Developing Surrogate Models via Computer Based Experiments

Abstract

In recent years, advances in mathematical modeling techniques, algorithms for solving mathematical equations and computational power have all combined to make the study of complex phenomenon with large number of inputs possible, which could otherwise have been unattainable with physical experiments. Particularly excellent computational tools for models on the small scale have opened a new avenue for replacing physical experiments by computational experiments. Often, it is physical/chemical properties that are the target, because they are used in a multitude of models. But since the computational experiments are often of very large scale and high complexity, they require significant computational resources, not least of which is time. Hence, a direct coupling of the codes is not feasible and one has to take refuge in simpler models that are approximating the behaviour of the complex model, called the surrogate models.
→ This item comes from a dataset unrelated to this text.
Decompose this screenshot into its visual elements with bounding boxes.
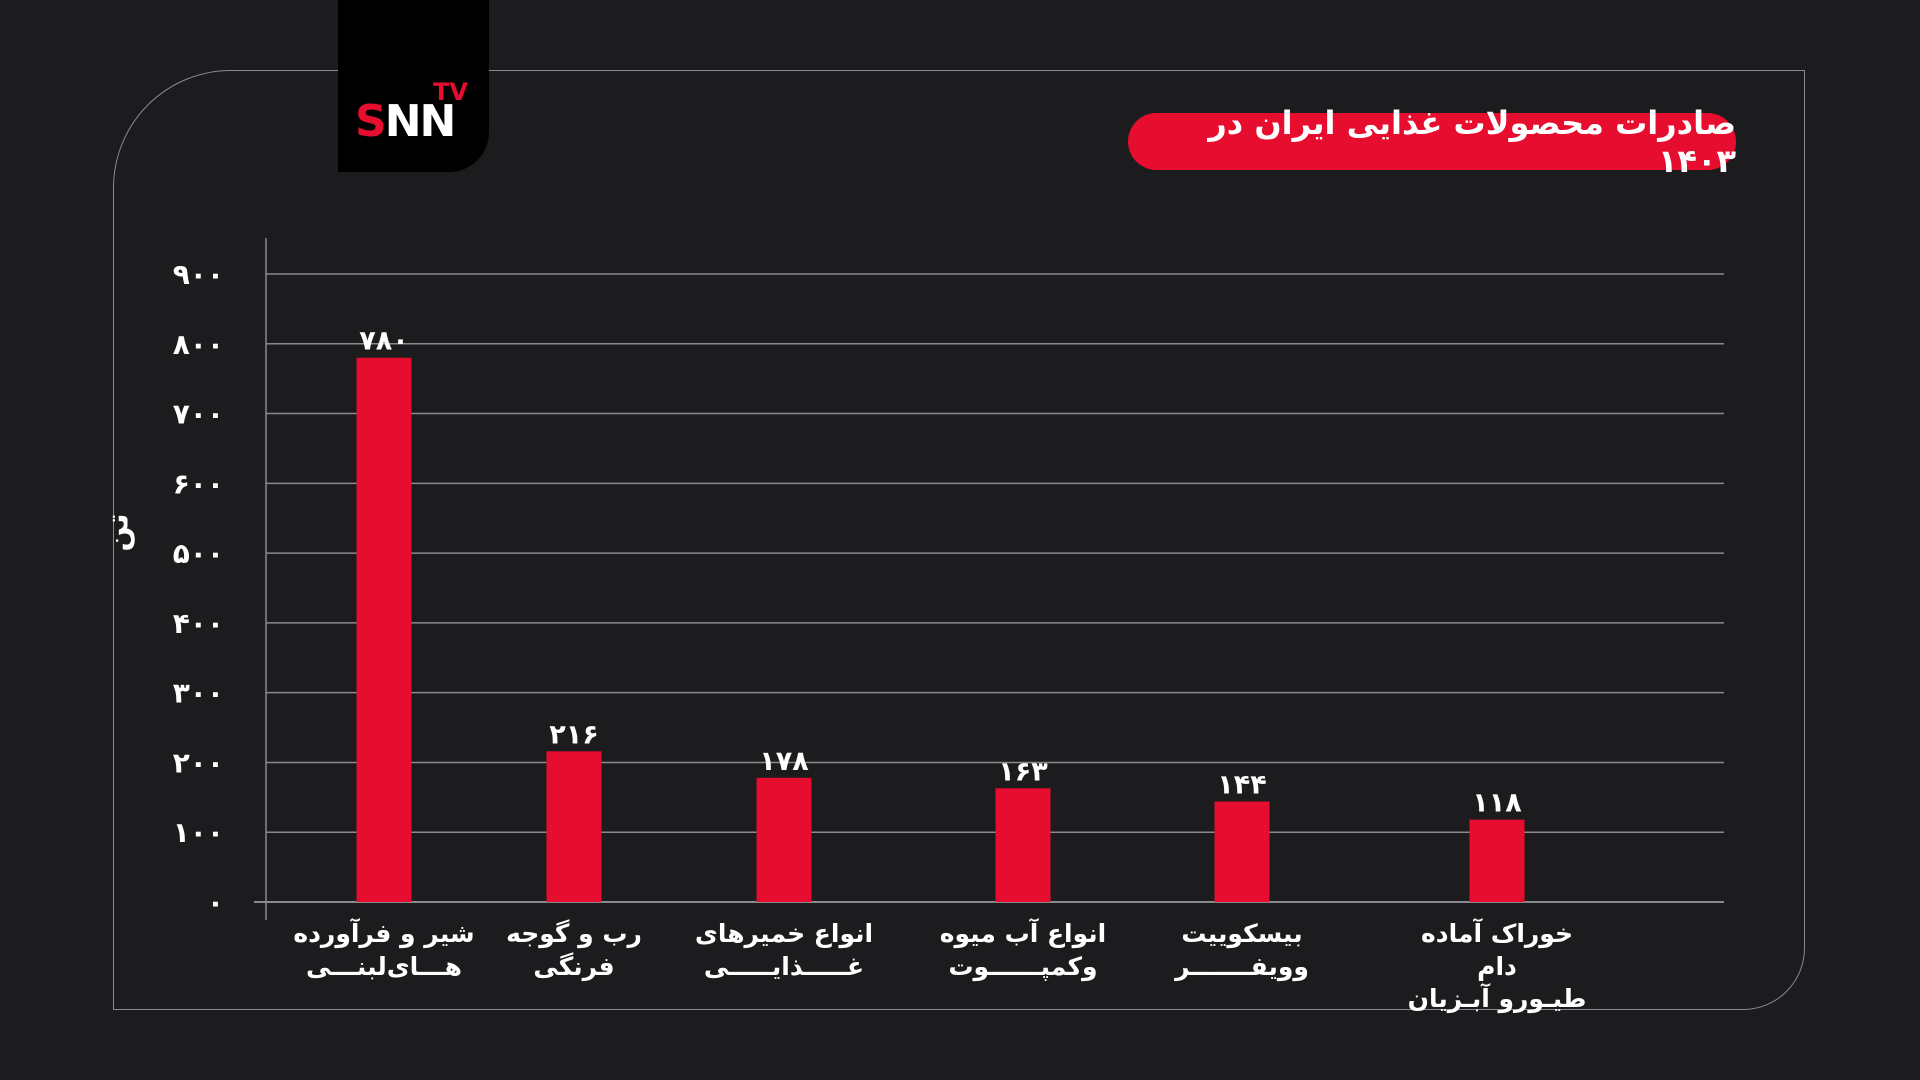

Naturally the objective is to generate surrogate models that approximate the complex behaviour as well as possible within a given domain. But since computational experiments are not contaminated with stochastic noise, classical design of experiment methods like blocking, randomization and replication are irrelevant (Fang et al., 2005) - the gap is all due to lack of fit. So the maximum acceptable gap in a given domain is usually the essential measure that the application of the surrogate model defines. The goal is clear, one aims at computationally cheap approximations that are sufficiently good as defined by the application. Surrogate models are commonly used in multiscale simulations for bridging the gap between the finer and the coarser scales. We discuss the approach on an illustrative example where the Redlich-Kwong equation of state is approximated by linear surrogate models.